L’ovariectomie : indications, déroulement et conséquences

L’ovariectomie est une intervention chirurgicale consistant à retirer un ou les deux ovaires. Elle peut être réalisée pour traiter différentes pathologies gynécologiques, prévenir certaines maladies ou dans le cadre d’un traitement hormonal.

Pourquoi réaliser une ovariectomie ?

L’ovariectomie est indiquée dans plusieurs cas :

  • Tumeurs ovariennes : Lorsqu’un kyste ou une masse ovarienne est suspectée d’être cancéreuse ou présente un risque de dégénérescence, l’ablation de l’ovaire est nécessaire.

  • Endométriose sévère : Lorsque l’endométriose atteint profondément les ovaires et provoque des douleurs chroniques ou une infertilité, l’ovariectomie peut être envisagée.

  • Torsion ovarienne : Une torsion de l’ovaire, souvent causée par un kyste volumineux, peut entraîner une interruption de la circulation sanguine.
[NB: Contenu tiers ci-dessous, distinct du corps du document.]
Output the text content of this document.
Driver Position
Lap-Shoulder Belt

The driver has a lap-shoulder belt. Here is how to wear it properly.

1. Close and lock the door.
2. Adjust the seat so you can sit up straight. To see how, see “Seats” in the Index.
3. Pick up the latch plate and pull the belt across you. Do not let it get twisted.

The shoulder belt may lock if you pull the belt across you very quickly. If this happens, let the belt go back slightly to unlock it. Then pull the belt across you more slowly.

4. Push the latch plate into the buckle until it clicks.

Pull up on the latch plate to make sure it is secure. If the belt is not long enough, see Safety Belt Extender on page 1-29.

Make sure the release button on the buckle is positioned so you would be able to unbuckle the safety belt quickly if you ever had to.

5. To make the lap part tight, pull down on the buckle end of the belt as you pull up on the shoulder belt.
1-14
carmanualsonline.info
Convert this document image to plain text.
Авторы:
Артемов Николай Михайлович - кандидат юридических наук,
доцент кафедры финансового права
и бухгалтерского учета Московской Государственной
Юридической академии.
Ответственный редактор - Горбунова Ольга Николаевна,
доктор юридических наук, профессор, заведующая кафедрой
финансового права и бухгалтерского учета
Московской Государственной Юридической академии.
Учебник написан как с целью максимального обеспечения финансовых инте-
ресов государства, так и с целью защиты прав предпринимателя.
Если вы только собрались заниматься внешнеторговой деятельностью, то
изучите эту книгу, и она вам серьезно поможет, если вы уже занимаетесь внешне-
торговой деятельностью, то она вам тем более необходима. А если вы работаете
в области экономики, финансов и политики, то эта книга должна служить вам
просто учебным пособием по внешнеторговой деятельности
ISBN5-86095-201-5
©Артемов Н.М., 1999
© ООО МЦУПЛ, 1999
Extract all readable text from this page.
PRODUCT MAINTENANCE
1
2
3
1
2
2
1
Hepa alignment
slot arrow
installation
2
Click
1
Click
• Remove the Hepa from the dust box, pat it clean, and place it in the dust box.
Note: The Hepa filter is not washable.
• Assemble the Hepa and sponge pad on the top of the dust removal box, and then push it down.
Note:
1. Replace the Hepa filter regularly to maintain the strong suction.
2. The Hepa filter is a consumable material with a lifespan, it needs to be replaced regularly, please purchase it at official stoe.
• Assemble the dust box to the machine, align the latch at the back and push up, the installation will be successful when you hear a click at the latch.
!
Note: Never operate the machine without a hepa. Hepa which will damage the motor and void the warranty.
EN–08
Si l’ovaire est nécrosé, son ablation devient nécessaire.

  • Prévention du cancer de l’ovaire : Chez les femmes présentant une mutation génétique BRCA1 ou BRCA2, responsables d’un risque accru de cancer de l’ovaire et du sein, l’ovariectomie préventive est une option.

  • Traitement de certaines maladies hormonales : Certaines pathologies rares, comme des sécrétions hormonales excessives liées aux ovaires, peuvent nécessiter une ovariectomie.

Types d’ovariectomie :

  • Unilatérale : Retrait d’un seul ovaire, permettant de conserver la fertilité et une production hormonale.

  • Bilatérale : Ablation des deux ovaires, entraînant une ménopause chirurgicale immédiate.

  • Associée à d’autres interventions : L’ovariectomie peut être réalisée avec une hystérectomie (ablation de l’utérus) en fonction de la pathologie.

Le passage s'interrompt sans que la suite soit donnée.